The forensic investigators found fires had started in five different places in the apartment. Mme. Knoll’s neighbour, Yacine Mihoub, 28, was suspected ,arrested and questioned. He had been convicted the previous year of sexually assaulting the 12-year-old daughter of Mme Knoll’s carer and was being investigated for violence and issuing death threats. The second suspect, Alex Carirmbacus, was arrested near the Opéra Bastille. The two men accused each other of the stabbings. Carrimbacus, who had met Mihoub in prison, said that the latter had sounded off about Jews being rich and well placed before shouting “Allahu Akbar” and stabbing Mme. Knoll. He later retracted this account. The police explored the possibility of revenge for Mihoub’s conviction for the assault on Mme. Knoll’s carer’s daughter.

On 10 November 2021 Mihoub was convicted of the antisemitic murder of Mireille Knoll and sentenced to life imprisonment with a minimum of 22 years. Carrimbacus was acquitted of murder but convicted of theft and sentenced to 15 years. Both men appealed but later withdrew their appeals. An alley was named after Mme. Knoll in 2021.
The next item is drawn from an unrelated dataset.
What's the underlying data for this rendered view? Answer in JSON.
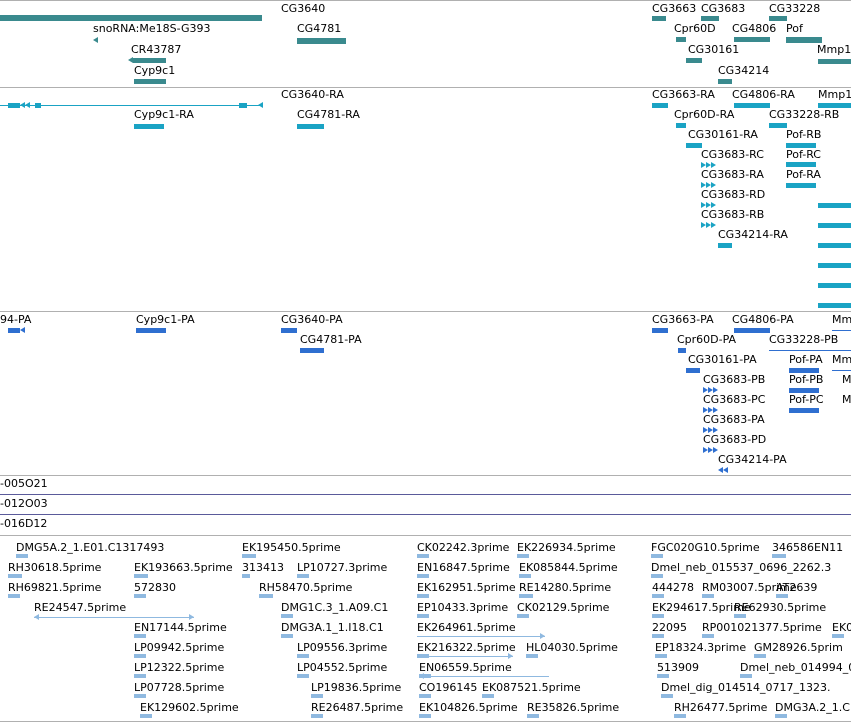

Both Sarah Halimi and Mireille Knoll were murdered by neighbours – young men whom they had lived alongside for many years. Both were murdered because they were Jewish. Both died in appalling ways. But there was one major difference. Sarah Halimi had been frightened of her killer. Traoré and members of his family had been proffering antisemitic insults for years. But Mireille Knoll had had a good relationship with Mihoub for many years. He had visited her in her apartment since his early boyhood and she had always been kind to him. Indeed, on the day of the murder she had invited Mihoub and Carrimbacus in and served them port. Mihoub’s mother was convicted of destroying evidence by getting rid of the glasses and washing the knife. Imagine the old lady’s horror when the young man she had treated so well betrayed her trust and turned on her.

 

 

 

 

1. Captagon is a  major stimulant used amongst some jihadist fighters. It is sometimes dubbed the “Jihad drug” because of this. It quickly produces a euphoric intensity in users, allowing users to stay awake for very long periods of time. Later research demonstrated that it was the Syrian government of Bashar al-Assad that has been financing Captagon production and sponsoring networks of its drug dealers in coordination with the Syrian intelligence. It is also the party drug of choice in the Gulf.